Beegfs Management daemon debug week
Scheduled Maintenance Report for CU Boulder RC
Completed
The scheduled maintenance has been completed.
Posted Aug 24, 2019 - 20:15 MDT
In progress
Scheduled maintenance is currently in progress. We will provide updates as necessary.
Posted Aug 19, 2019 - 09:15 MDT
Scheduled
Next week (from August 19th to 24th), we plan to disable the restarts of Beegfs management daemon we currently have in place that avoids the disconnects between Beegfs management and clients.

Those disconnects led to the error many users seen: "Communication error on send" for PetaLibrary/Active. We enabled the restarts of the daemon in May and since then no failures associated to the disconnects occurred. However, it remains unclear for us and for Beegfs developers the reason of those failures (even after a similar prior debug week).

We plan to debug the problem next week with a different approach now. Beegfs support team will attach GDB to the management daemon such that they should see the problem while it is happening. . We don't know if or when the failure will really happen by disabling the daemon restarts. So that is an attempt to provoke the problem and debug it.

The daemon restarts will be enabled again on the 24th at 8pm (hopefully earlier once the problem is reproduced). The restarts will be maintained until the problem is fixed or another debug step will be required (we will communicate either scenarios).
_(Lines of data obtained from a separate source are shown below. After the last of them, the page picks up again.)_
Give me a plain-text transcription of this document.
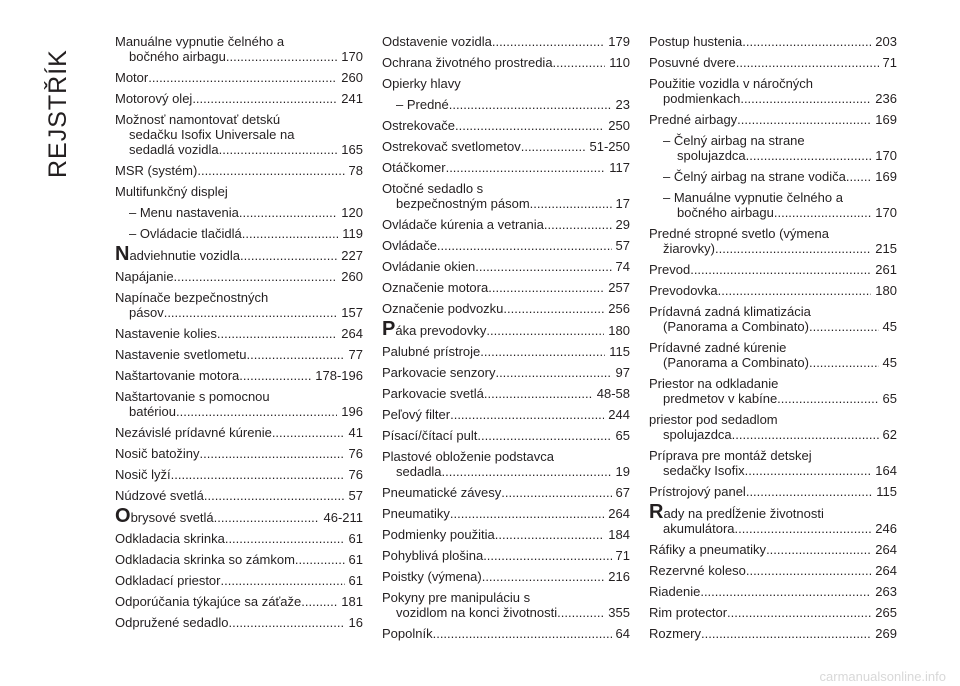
REJSTŘÍK
Manuálne vypnutie čelného a
bočného airbagu .....	170
Motor .....	260
Motorový olej .....	241
Možnosť namontovať detskú
sedačku Isofix Universale na
sedadlá vozidla .....	165
MSR (systém). .....	78
Multifunkčný displej
– Menu nastavenia .....	120
– Ovládacie tlačidlá .....	119
Nadviehnutie vozidla .....	227
Napájanie. .....	260
Napínače bezpečnostných
pásov .....	157
Nastavenie kolies .....	264
Nastavenie svetlometu .....	77
Naštartovanie motora .....	178-196
Naštartovanie s pomocnou
batériou .....	196
Nezávislé prídavné kúrenie .....	41
Nosič batožiny .....	76
Nosič lyží. .....	76
Núdzové svetlá .....	57
Obrysové svetlá .....	46-211
Odkladacia skrinka .....	61
Odkladacia skrinka so zámkom .....	61
Odkladací priestor .....	61
Odporúčania týkajúce sa záťaže. .....	181
Odpružené sedadlo. .....	16
Odstavenie vozidla .....	179
Ochrana životného prostredia. .....	110
Opierky hlavy
– Predné .....	23
Ostrekovače. .....	250
Ostrekovač svetlometov .....	51-250
Otáčkomer .....	117
Otočné sedadlo s
bezpečnostným pásom. .....	17
Ovládače kúrenia a vetrania .....	29
Ovládače. .....	57
Ovládanie okien. .....	74
Označenie motora. .....	257
Označenie podvozku. .....	256
Páka prevodovky .....	180
Palubné prístroje .....	115
Parkovacie senzory .....	97
Parkovacie svetlá. .....	48-58
Peľový filter .....	244
Písací/čítací pult .....	65
Plastové obloženie podstavca
sedadla .....	19
Pneumatické závesy .....	67
Pneumatiky .....	264
Podmienky použitia .....	184
Pohyblivá plošina .....	71
Poistky (výmena) .....	216
Pokyny pre manipuláciu s
vozidlom na konci životnosti .....	355
Popolník. .....	64
Postup hustenia .....	203
Posuvné dvere .....	71
Použitie vozidla v náročných
podmienkach .....	236
Predné airbagy .....	169
– Čelný airbag na strane
spolujazdca .....	170
– Čelný airbag na strane vodiča .....	169
– Manuálne vypnutie čelného a
bočného airbagu .....	170
Predné stropné svetlo (výmena
žiarovky) .....	215
Prevod .....	261
Prevodovka .....	180
Prídavná zadná klimatizácia
(Panorama a Combinato) .....	45
Prídavné zadné kúrenie
(Panorama a Combinato) .....	45
Priestor na odkladanie
predmetov v kabíne. .....	65
priestor pod sedadlom
spolujazdca. .....	62
Príprava pre montáž detskej
sedačky Isofix .....	164
Prístrojový panel .....	115
Rady na predĺženie životnosti
akumulátora. .....	246
Ráfiky a pneumatiky .....	264
Rezervné koleso. .....	264
Riadenie. .....	263
Rim protector .....	265
Rozmery .....	269
carmanualsonline.info
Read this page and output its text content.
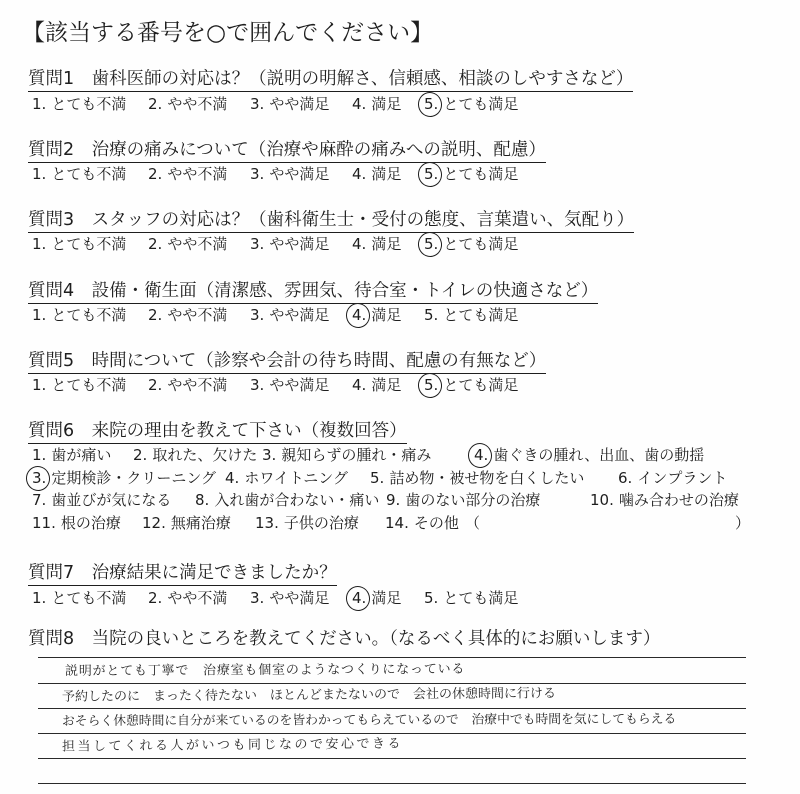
【該当する番号を○で囲んでください】
質問1　歯科医師の対応は？（説明の明解さ、信頼感、相談のしやすさなど）
1. とても不満 2. やや不満 3. やや満足 4. 満足 5. とても満足
質問2　治療の痛みについて（治療や麻酔の痛みへの説明、配慮）
1. とても不満 2. やや不満 3. やや満足 4. 満足 5. とても満足
質問3　スタッフの対応は？（歯科衛生士・受付の態度、言葉遣い、気配り）
1. とても不満 2. やや不満 3. やや満足 4. 満足 5. とても満足
質問4　設備・衛生面（清潔感、雰囲気、待合室・トイレの快適さなど）
1. とても不満 2. やや不満 3. やや満足 4. 満足 5. とても満足
質問5　時間について（診察や会計の待ち時間、配慮の有無など）
1. とても不満 2. やや不満 3. やや満足 4. 満足 5. とても満足
質問6　来院の理由を教えて下さい（複数回答）
1. 歯が痛い 2. 取れた、欠けた 3. 親知らずの腫れ・痛み	4. 歯ぐきの腫れ、出血、歯の動揺
3. 定期検診・クリーニング 4. ホワイトニング 5. 詰め物・被せ物を白くしたい 6. インプラント
7. 歯並びが気になる 8. 入れ歯が合わない・痛い 9. 歯のない部分の治療	10. 噛み合わせの治療
11. 根の治療 12. 無痛治療 13. 子供の治療 14. その他 （	）
質問7　治療結果に満足できましたか？
1. とても不満 2. やや不満 3. やや満足 4. 満足 5. とても満足
質問8　当院の良いところを教えてください。（なるべく具体的にお願いします）
説明がとても丁寧で　治療室も個室のようなつくりになっている
予約したのに　まったく待たない　ほとんどまたないので　会社の休憩時間に行ける
おそらく休憩時間に自分が来ているのを皆わかってもらえているので　治療中でも時間を気にしてもらえる
担当してくれる人がいつも同じなので安心できる
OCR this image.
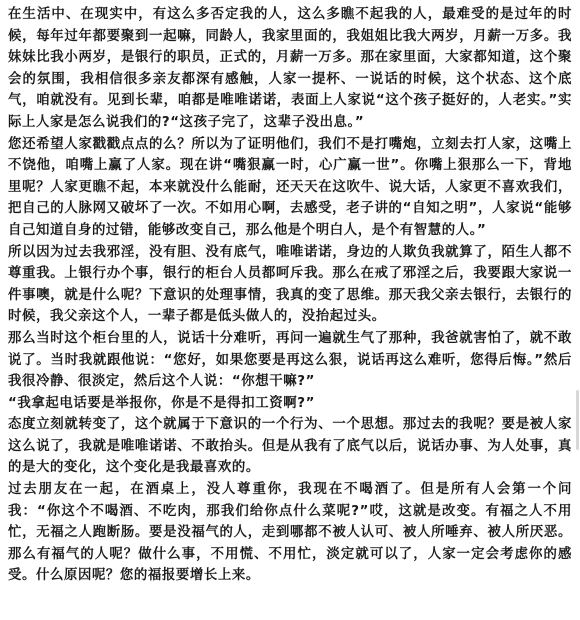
在生活中、在现实中，有这么多否定我的人，这么多瞧不起我的人，最难受的是过年的时候，每年过年都要聚到一起嘛，同龄人，我家里面的，我姐姐比我大两岁，月薪一万多。我妹妹比我小两岁，是银行的职员，正式的，月薪一万多。那在家里面，大家都知道，这个聚会的氛围，我相信很多亲友都深有感触，人家一提杯、一说话的时候，这个状态、这个底气，咱就没有。见到长辈，咱都是唯唯诺诺，表面上人家说“这个孩子挺好的，人老实。”实际上人家是怎么说我们的?“这孩子完了，这辈子没出息。”

您还希望人家戳戳点点的么？所以为了证明他们，我们不是打嘴炮，立刻去打人家，这嘴上不饶他，咱嘴上赢了人家。现在讲“嘴狠赢一时，心广赢一世”。你嘴上狠那么一下，背地里呢？人家更瞧不起，本来就没什么能耐，还天天在这吹牛、说大话，人家更不喜欢我们，把自己的人脉网又破坏了一次。不如用心啊，去感受，老子讲的“自知之明”，人家说“能够自己知道自身的过错，能够改变自己，那么他是个明白人，是个有智慧的人。”

所以因为过去我邪淫，没有胆、没有底气，唯唯诺诺，身边的人欺负我就算了，陌生人都不尊重我。上银行办个事，银行的柜台人员都呵斥我。那么在戒了邪淫之后，我要跟大家说一件事噢，就是什么呢？下意识的处理事情，我真的变了思维。那天我父亲去银行，去银行的时候，我父亲这个人，一辈子都是低头做人的，没抬起过头。

那么当时这个柜台里的人，说话十分难听，再问一遍就生气了那种，我爸就害怕了，就不敢说了。当时我就跟他说：“您好，如果您要是再这么狠，说话再这么难听，您得后悔。”然后我很冷静、很淡定，然后这个人说：“你想干嘛?”

“我拿起电话要是举报你，你是不是得扣工资啊?”

态度立刻就转变了，这个就属于下意识的一个行为、一个思想。那过去的我呢？要是被人家这么说了，我就是唯唯诺诺、不敢抬头。但是从我有了底气以后，说话办事、为人处事，真的是大的变化，这个变化是我最喜欢的。

过去朋友在一起，在酒桌上，没人尊重你，我现在不喝酒了。但是所有人会第一个问我：“你这个不喝酒、不吃肉，那我们给你点什么菜呢?”哎，这就是改变。有福之人不用忙，无福之人跑断肠。要是没福气的人，走到哪都不被人认可、被人所唾弃、被人所厌恶。那么有福气的人呢？做什么事，不用慌、不用忙，淡定就可以了，人家一定会考虑你的感受。什么原因呢？您的福报要增长上来。
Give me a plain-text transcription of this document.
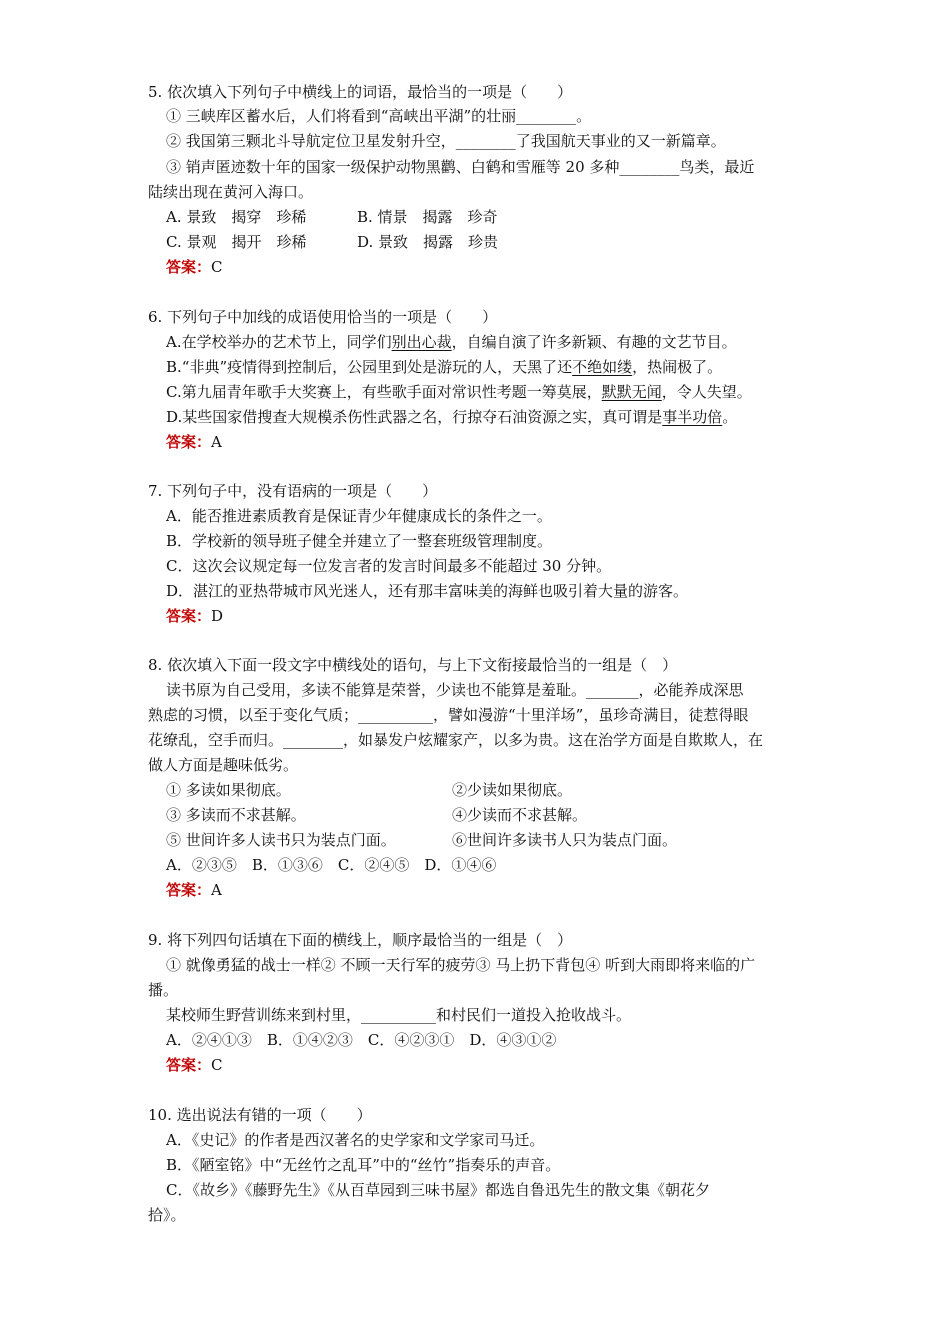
5. 依次填入下列句子中横线上的词语，最恰当的一项是（　　）
① 三峡库区蓄水后，人们将看到“高峡出平湖”的壮丽________。
② 我国第三颗北斗导航定位卫星发射升空，________了我国航天事业的又一新篇章。
③ 销声匿迹数十年的国家一级保护动物黑鹳、白鹤和雪雁等 20 多种________鸟类，最近
陆续出现在黄河入海口。
A. 景致　揭穿　珍稀	B. 情景　揭露　珍奇
C. 景观　揭开　珍稀	D. 景致　揭露　珍贵
答案：C
6. 下列句子中加线的成语使用恰当的一项是（　　）
A.在学校举办的艺术节上，同学们别出心裁，自编自演了许多新颖、有趣的文艺节目。
B.“非典”疫情得到控制后，公园里到处是游玩的人，天黑了还不绝如缕，热闹极了。
C.第九届青年歌手大奖赛上，有些歌手面对常识性考题一筹莫展，默默无闻，令人失望。
D.某些国家借搜查大规模杀伤性武器之名，行掠夺石油资源之实，真可谓是事半功倍。
答案：A
7. 下列句子中，没有语病的一项是（　　）
A．能否推进素质教育是保证青少年健康成长的条件之一。
B．学校新的领导班子健全并建立了一整套班级管理制度。
C．这次会议规定每一位发言者的发言时间最多不能超过 30 分钟。
D．湛江的亚热带城市风光迷人，还有那丰富味美的海鲜也吸引着大量的游客。
答案：D
8. 依次填入下面一段文字中横线处的语句，与上下文衔接最恰当的一组是（　）
读书原为自己受用，多读不能算是荣誉，少读也不能算是羞耻。_______，必能养成深思
熟虑的习惯，以至于变化气质；__________，譬如漫游“十里洋场”，虽珍奇满目，徒惹得眼
花缭乱，空手而归。________，如暴发户炫耀家产，以多为贵。这在治学方面是自欺欺人，在
做人方面是趣味低劣。
① 多读如果彻底。	②少读如果彻底。
③ 多读而不求甚解。	④少读而不求甚解。
⑤ 世间许多人读书只为装点门面。	⑥世间许多读书人只为装点门面。
A．②③⑤　B．①③⑥　C．②④⑤　D．①④⑥
答案：A
9. 将下列四句话填在下面的横线上，顺序最恰当的一组是（　）
① 就像勇猛的战士一样② 不顾一天行军的疲劳③ 马上扔下背包④ 听到大雨即将来临的广
播。
某校师生野营训练来到村里，__________和村民们一道投入抢收战斗。
A．②④①③　B．①④②③　C．④②③①　D．④③①②
答案：C
10. 选出说法有错的一项（　　）
A．《史记》的作者是西汉著名的史学家和文学家司马迁。
B．《陋室铭》中“无丝竹之乱耳”中的“丝竹”指奏乐的声音。
C．《故乡》《藤野先生》《从百草园到三味书屋》都选自鲁迅先生的散文集《朝花夕
拾》。
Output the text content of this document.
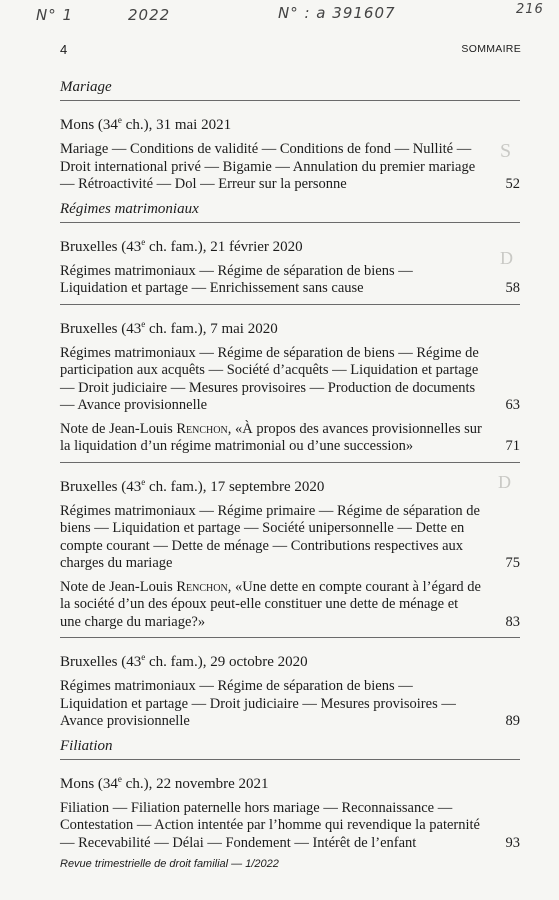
N° 1	2022	N° : a 391607	216
S
D
D
4	SOMMAIRE
Mariage
Mons (34e ch.), 31 mai 2021
Mariage — Conditions de validité — Conditions de fond — Nullité — Droit international privé — Bigamie — Annulation du premier mariage — Rétroactivité — Dol — Erreur sur la personne	52
Régimes matrimoniaux
Bruxelles (43e ch. fam.), 21 février 2020
Régimes matrimoniaux — Régime de séparation de biens — Liquidation et partage — Enrichissement sans cause	58
Bruxelles (43e ch. fam.), 7 mai 2020
Régimes matrimoniaux — Régime de séparation de biens — Régime de participation aux acquêts — Société d’acquêts — Liquidation et partage — Droit judiciaire — Mesures provisoires — Production de documents — Avance provisionnelle	63
Note de Jean-Louis Renchon, «À propos des avances provisionnelles sur la liquidation d’un régime matrimonial ou d’une succession»	71
Bruxelles (43e ch. fam.), 17 septembre 2020
Régimes matrimoniaux — Régime primaire — Régime de séparation de biens — Liquidation et partage — Société unipersonnelle — Dette en compte courant — Dette de ménage — Contributions respectives aux charges du mariage	75
Note de Jean-Louis Renchon, «Une dette en compte courant à l’égard de la société d’un des époux peut-elle constituer une dette de ménage et une charge du mariage?»	83
Bruxelles (43e ch. fam.), 29 octobre 2020
Régimes matrimoniaux — Régime de séparation de biens — Liquidation et partage — Droit judiciaire — Mesures provisoires — Avance provisionnelle	89
Filiation
Mons (34e ch.), 22 novembre 2021
Filiation — Filiation paternelle hors mariage — Reconnaissance — Contestation — Action intentée par l’homme qui revendique la paternité — Recevabilité — Délai — Fondement — Intérêt de l’enfant	93
Revue trimestrielle de droit familial — 1/2022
We suspect that that problem has some correlation with the load on the system. So, please don't refrain from using PL/Active, next week. The earlier the better if we can reproduce the problem, debug and avoid that it happens again until fixed. Please note that this would affect the PL/Active spaces in Beegfs not the interim PL/Active spaces that are still hosted in Summit.
Posted Aug 15, 2019 - 10:14 MDT
This scheduled maintenance affected: PetaLibrary.